The flaw in Korach’s argument can be found in his justification for his claim to leadership: “for the entire congregation are all holy.” Korach was arguing that the people of Israel have an inherent holiness. We are holy, and pure, he claims, by our very nature. But that statement directly contradicts one of the most fundamental commandments in the Torah. God instructs the Israelites, “You shall be holy, for I the Lord your God am Holy.” That verse is not a proclamation of our state of being. It is a commend regarding our way of being. It is written in the future tense to express the imperative. God is telling us: you shall make yourselves holy, by the way in which you live. Choose to live a life of holiness.

What is a life of holiness? It is a life devoted to the fulfilling of God’s commandments.
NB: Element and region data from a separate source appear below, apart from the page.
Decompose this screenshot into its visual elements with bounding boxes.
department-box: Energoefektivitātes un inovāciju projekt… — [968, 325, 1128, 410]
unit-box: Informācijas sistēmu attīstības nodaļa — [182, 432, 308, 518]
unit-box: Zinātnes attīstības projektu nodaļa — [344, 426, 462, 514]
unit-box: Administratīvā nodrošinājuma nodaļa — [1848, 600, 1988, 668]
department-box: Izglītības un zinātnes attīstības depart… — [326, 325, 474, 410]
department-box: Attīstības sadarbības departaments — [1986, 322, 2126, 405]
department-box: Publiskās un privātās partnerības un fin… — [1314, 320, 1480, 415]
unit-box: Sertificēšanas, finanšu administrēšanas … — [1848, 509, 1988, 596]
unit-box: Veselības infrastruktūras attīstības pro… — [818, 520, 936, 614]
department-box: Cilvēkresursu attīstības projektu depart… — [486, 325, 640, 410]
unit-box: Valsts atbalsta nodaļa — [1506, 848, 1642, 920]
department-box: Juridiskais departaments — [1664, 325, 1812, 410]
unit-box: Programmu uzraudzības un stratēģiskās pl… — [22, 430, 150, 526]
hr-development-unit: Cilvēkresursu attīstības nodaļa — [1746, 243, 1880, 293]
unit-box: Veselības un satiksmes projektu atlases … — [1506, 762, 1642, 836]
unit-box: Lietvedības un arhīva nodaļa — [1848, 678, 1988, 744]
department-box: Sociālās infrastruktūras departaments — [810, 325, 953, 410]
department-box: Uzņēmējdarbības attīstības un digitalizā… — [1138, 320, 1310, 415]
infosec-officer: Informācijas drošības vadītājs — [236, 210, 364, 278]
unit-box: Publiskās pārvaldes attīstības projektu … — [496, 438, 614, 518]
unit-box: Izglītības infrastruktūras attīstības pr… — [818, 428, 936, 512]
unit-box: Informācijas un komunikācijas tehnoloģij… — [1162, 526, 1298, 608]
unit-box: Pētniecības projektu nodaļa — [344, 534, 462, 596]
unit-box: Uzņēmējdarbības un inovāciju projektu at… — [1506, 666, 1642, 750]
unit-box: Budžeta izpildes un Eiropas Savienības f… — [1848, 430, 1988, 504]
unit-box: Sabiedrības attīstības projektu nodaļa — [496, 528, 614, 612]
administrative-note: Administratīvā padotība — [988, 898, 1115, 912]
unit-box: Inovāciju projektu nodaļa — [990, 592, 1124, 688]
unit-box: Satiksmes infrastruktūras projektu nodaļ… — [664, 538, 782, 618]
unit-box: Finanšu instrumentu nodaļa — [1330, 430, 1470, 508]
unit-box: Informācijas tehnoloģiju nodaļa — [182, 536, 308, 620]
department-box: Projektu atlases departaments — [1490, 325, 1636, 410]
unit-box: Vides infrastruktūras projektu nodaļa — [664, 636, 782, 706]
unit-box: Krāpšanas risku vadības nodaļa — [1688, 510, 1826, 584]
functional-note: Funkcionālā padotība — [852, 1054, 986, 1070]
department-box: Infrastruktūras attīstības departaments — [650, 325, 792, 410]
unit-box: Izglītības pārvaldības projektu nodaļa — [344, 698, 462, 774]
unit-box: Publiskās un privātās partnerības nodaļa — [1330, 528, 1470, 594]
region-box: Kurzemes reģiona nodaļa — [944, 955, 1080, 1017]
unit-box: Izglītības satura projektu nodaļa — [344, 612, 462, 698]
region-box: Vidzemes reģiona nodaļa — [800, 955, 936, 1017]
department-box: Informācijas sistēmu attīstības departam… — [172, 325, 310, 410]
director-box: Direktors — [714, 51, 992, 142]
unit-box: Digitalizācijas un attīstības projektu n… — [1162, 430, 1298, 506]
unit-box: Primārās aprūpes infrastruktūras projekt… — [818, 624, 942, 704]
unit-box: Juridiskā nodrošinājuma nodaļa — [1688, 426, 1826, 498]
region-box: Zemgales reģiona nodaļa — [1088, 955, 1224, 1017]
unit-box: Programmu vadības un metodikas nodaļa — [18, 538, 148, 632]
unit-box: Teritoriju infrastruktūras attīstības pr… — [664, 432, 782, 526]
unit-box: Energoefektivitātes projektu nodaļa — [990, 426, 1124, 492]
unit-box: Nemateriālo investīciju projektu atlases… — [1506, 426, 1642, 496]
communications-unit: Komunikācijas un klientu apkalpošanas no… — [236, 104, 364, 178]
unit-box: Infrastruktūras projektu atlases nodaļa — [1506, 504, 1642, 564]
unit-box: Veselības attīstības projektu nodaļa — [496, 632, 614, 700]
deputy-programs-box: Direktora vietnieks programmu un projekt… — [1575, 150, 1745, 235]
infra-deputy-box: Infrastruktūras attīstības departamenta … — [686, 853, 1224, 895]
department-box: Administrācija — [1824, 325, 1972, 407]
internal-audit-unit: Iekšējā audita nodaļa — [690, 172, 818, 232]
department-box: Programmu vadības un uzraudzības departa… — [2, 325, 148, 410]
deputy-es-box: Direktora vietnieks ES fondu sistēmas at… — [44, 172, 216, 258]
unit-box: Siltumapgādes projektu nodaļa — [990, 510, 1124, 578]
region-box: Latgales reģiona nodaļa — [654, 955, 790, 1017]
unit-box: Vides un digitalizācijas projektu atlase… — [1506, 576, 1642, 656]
It is a life which is built around what Rabbi Akiva called the greatest principle in the Torah, “Love your neighbor as yourself. It is a life which follows the dictate of Hillel, “What is hateful to you, do not do to others.” It is a life that answers God’s call as expressed by the prophet Amos: “to do justice, love mercy, and walk humbly with your God.” It is a life in which we see ourselves as God’s partners in creation and in which we seek to engage in the sacred task of tikkun olam, of healing our shattered world.

Korach assumed that everyone is already holy. If that were true, God would expect nothing more of us. We could be satisfied with who we are, and there would be nothing more that we needed to do. But the Torah recognizes that we are imperfect beings, prone to error and sin. For this reason, God lays out for us a path for atonement and reconciliation. We are given the ability to engage in self-examination and to strive to change and improve ourselves, raising ourselves up higher, drawing ourselves closer to each other and to God.

Korach’s sin, then, was being satisfied with who we are, and not striving to be more. His sin is also accepting the world as it is, and not seeing it as incumbent upon us to work for the creation of the world as it should be.